The astonishing U.S. official declaration that Venezuela has become “an unusual and extraordinary threat to national security and foreign policy,” appears to confirm the very poor foreign policy of Obama with this part of the continent. If it were trying to discredit the Chavez regime, was it necessary to affect all of Venezuela, as a state, without differentiating between that respectable country and its reprehensible rulers?
If seven or more officials and ex-officials of the regime hide ill-gotten money in the U.S. banking system or are responsible for condemnable negotiations with terrorists and drug traffickers, wouldn’t it be preferable to denounce specifically these thieves and those crimes so that they would be evident before the world and, in particular, before the rest of Latin America?

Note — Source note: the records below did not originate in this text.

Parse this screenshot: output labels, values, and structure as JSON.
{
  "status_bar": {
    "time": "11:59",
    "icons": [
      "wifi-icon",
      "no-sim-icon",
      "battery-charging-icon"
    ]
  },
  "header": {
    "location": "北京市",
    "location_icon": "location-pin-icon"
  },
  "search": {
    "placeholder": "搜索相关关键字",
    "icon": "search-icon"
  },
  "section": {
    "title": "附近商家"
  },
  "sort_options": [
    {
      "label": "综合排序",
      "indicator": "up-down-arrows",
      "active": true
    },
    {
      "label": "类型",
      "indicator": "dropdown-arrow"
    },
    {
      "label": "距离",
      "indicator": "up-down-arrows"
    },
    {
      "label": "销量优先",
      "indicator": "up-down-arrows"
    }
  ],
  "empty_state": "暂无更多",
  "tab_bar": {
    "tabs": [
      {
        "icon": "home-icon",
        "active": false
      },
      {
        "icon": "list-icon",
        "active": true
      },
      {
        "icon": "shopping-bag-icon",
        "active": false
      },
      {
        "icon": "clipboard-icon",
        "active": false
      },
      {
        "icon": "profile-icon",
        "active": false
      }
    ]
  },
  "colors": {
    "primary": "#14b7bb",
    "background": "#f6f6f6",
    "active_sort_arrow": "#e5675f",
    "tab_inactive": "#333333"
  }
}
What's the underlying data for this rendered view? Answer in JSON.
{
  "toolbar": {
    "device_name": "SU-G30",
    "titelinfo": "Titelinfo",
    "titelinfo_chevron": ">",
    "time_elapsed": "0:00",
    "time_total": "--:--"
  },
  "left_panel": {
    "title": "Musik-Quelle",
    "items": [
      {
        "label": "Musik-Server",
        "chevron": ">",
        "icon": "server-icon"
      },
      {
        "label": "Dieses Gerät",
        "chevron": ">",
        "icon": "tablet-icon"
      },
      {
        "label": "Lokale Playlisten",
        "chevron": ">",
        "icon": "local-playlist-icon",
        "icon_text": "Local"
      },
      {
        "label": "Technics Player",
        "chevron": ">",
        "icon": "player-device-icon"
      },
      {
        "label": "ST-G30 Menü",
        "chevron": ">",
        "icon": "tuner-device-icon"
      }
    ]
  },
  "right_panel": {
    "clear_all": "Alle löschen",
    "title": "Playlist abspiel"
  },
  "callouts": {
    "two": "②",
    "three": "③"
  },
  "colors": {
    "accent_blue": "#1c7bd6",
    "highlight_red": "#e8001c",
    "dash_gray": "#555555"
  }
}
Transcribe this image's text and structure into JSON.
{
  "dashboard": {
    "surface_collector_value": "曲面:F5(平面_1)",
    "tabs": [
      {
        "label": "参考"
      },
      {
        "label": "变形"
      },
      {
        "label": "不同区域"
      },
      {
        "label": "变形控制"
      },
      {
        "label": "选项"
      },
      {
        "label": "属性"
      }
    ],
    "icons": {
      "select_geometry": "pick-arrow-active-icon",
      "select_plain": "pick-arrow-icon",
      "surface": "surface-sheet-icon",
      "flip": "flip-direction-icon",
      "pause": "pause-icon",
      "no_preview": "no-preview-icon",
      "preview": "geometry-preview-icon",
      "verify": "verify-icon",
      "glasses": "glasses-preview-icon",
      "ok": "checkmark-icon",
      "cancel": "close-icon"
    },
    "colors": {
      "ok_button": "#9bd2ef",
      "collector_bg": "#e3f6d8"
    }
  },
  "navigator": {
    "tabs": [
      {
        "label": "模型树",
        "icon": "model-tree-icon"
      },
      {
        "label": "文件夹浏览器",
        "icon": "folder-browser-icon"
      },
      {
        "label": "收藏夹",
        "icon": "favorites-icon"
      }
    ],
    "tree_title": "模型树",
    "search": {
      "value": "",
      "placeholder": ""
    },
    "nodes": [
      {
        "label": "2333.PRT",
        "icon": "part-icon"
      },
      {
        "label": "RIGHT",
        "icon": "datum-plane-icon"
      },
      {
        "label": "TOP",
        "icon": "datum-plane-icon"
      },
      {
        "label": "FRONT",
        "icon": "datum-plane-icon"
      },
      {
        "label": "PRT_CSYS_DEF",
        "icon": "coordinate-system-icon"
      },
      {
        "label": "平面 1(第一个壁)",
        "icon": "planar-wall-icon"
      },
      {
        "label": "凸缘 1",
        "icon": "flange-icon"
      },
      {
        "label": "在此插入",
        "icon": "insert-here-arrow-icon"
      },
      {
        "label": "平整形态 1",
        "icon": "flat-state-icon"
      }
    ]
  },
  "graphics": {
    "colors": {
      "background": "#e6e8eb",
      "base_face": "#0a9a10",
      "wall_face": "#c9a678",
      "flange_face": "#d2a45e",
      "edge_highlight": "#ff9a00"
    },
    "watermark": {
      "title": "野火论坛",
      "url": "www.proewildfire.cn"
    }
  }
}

For a while now Obama has been battered for his entire foreign policy and, in what concerns our region, in these moments over allegations of softness in the dialogue with the Castro regime. Not only the tea party and the Republican right, but also some Democrats and moderates from both parties have been pushing for stronger measures that balance that supposed weakness in the case of Cuba. The congressional invitation for Netanyahu to talk in Congress without an invitation from the executive [branch] nor an interview with the president, could only be read as a strong censure from the legislature regarding the manner in which certain foreign affairs are being conducted. It doesn’t matter if Obama is right or Congress, what matters is the snub and the grave fissure that it’s betraying.
It is possible that, from a U.S. point of view, it would be through Venezuela that in Latin America, extra-continental powers like Russia are penetrating. Moscow installed in Venezuela two factories of the famous Kalashnikovs, favorite weapon of worldwide terrorism; China is ready to construct a competing canal in Nicaragua to the Panama Canal; and it has been revealed that Chavez would have tried — it is still unknown with what success — [to have] Argentina restart the delivery of nuclear material to Tehran, begun years ago and canceled by Argentina in 1992. The whole world remembers, further, that Chavez formally proposed the recognition of the FARC as legitimate legal combatants and international respect of the resulting “sovereignty” over the vast territories that these drug traffickers dominated.
It is understood that, for the average North American citizen, these actions can be considered threatening to the national security of their country, but, then again, couldn’t only the government be penalized in place of punishing the entire country? It’s the same conceptual error that got Washington to maintain the indefensible embargo on Cuba for 55 years, affecting its residents, without differentiating them from the Castro regime. The coming April 11 in Panama begins the seventh Summit of the Americas (is it necessary to recall the one in Mar del Plata?). There, Obama had the golden opportunity to address all of Latin America in order to invite us all, possibly through the Organization of American States, to participate or at least monitor the immediate negotiation, step by step, of his thaw with Cuba, which he should have done from the beginning, but they preferred, again, to ignore us. He would have withdrawn from the meeting applauded and with a major achievement for the history of his government.
He didn’t take this actions and, punishing Venezuela for offenses that are from its regime, not from the country as such, reinforced the arguments from his populist enemies in the region and obliges those governments that are tired of Chavez to give support to Venezuela, even though it would clear the air for Maduro. Closing regret for the foreign policy of a presidency that, in its moment, aroused so many expectations.